Episode-1844- Listener Feedback for 8-8-16 — 10 Comments

  1. I think the space treaty and needing government permission to go to the moon is funny because of this: “I’m on the moon, try to stop me from claiming my moon colony LOL what are you gonna do fly up here and arrest me?”

    • Ben Bova has written a series of SciFi novels exploring the issue of independence on the Moon. (And the independence of asteroid miners, the ethical issues with nanobots, etc.) Bova’s universe tends to be a liberal one, but if you can look past that, his books can be thought-inspiring. You can jump into the series at several points…

      The Grand Tour: Mars series… (A North American Indian finds himself on Mars in a struggle for his life. Somewhat similar to the Martian, but if I say more I’m going to give away the whole ending.)

      Mars (1992), Return to Mars (1999), Mars Life (2008).

      The Grand Tour: Moonwar series… (As I recall, the series begins as a corporate struggle for supremacy on the Moon that eventually becomes a near abandonment of the Moon, until a group of people decide to fight for their right to establish a new nation.)

      Moonrise (1996), Moonwar (1998).

      The Grand Tour: Asteroid Wars series… (Asteroid miners struggle at the margins of existence while corporate good guys and bad guys attempt to dominate men and women who are not easily dominated. I found the bad guy a little too cartoonish but tolerable.)

      The Precipice (2001), The Rock Rats (2002), The Silent War (2004), The Aftermath (2007).

      The only book I have not read is “Mars Life”. The book “Mars” is a little too touchy-feely for my tastes, but the ending is good and I’d read it again, now that I know what to expect. Characters in the series appear and disappear throughout, but one can figure out what is going on fairly easily.

      Alex Shrugged

    • You don’t really need permission to land on the moon, but you need permission to use the AIRSPACE to get there and to get clearance to launch a rocket though said airspace.

      If you were to launch from a platform say 12 miles off the coast or more, well, you could tell everyone to F themselves.

  2. Regarding Jack’s reaction to my comment that Marxism works in small groups but doesn’t scale up (and make no mistake, I’m paraphrasing Thomas Sowell)… I agree with Jack that there is no reason why one should oppose Marxism in small groups if those people are in agreement to organize themselves in that fashion. In some instances, it is the only way to go.

    Early pioneering in Israel (1909) could not have been done any other way. About 9% of Israel’s industrial and agricultural output today comes from kibbutzim (plural for kibbutz). The groups remain small enough so that everyone knows everyone else. That is key. A slacker is easily identified and corrects himself or gets voted off the island.

    FYI, not every kibbutz is Marxist, but the communal sharing of benefits and responsibilities is a common theme. No one person greater than another, etc. In small groups of like-minded people it can work, but as the groups grow, factions grow and separation at mealtime is common. (Don’t sit with the Marxists! They smell! 🙂 )

    The Founding Fathers dreamed of a government without factions, but that didn’t scale up either. Factions will form as the groups get larger.

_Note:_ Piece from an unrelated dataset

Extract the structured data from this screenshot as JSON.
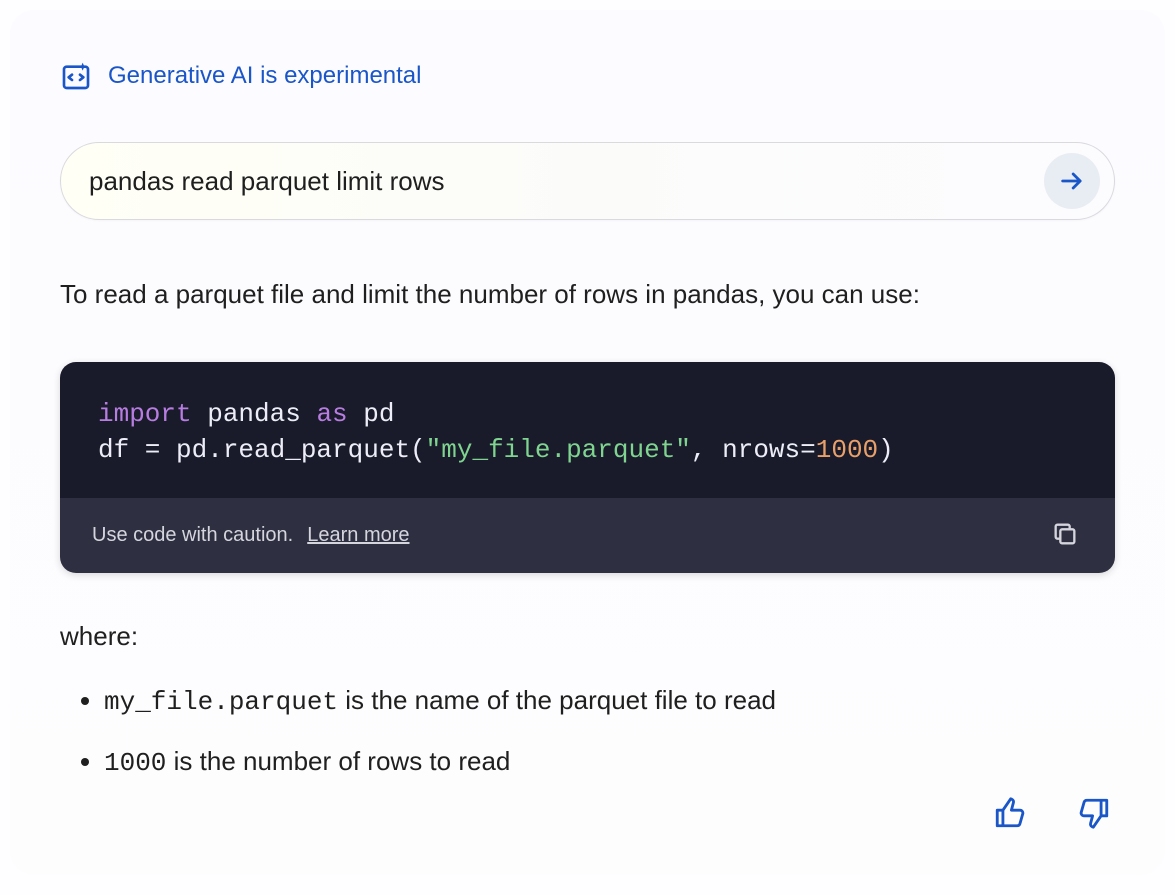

    When the government takes something from me and gives it to some guy I’ve never met, I’m going to complain unless it is G-d (or someone I trust) doing the redistribution. No doubt many politicians believe they are up to the task of filling in for G-d, but I don’t believe it.

    Alex Shrugged

    • Just to be clear I said I am okay with it in small groups or even big ones by choice. I didn’t say it works.

      Socialism as an adjective does work as does capitalism. As systems of control both leave a lot to be desired, though socialism in the end always seems to commit the greater harms.

    • I am glad for the clarification, Jack. I apologize for misstating your position.

      I think that many types of organizations CAN work if they are small enough and everyone agrees on the goals, but as an organization grows, the goals must become more general, well-understood and agreed upon by the majority of the membership or it splits apart and heads in different directions. I’m not making a value judgement on whether splitting apart is a good or a bad thing.

      I’m being vague, but I’ve not been feeling well lately. I am working on the History segment.

      The saxophone is patented! Heavens to Barry White and Kenny G! A population explosion is at hand. 😉

  3. Great show again!

    You mentioned getting others out to the range. I just did this with one of my friends last month. He has “caught the bug” and went from neutral on guns to pro-guns.

  4. Well I forgot to say something last week, but I’m glad to hear you’re thinking about doing the Jack hacks. I always like hearing other peoples’ life hacks; even if you don’t implement them your self, they usually help you think about your own problems differently.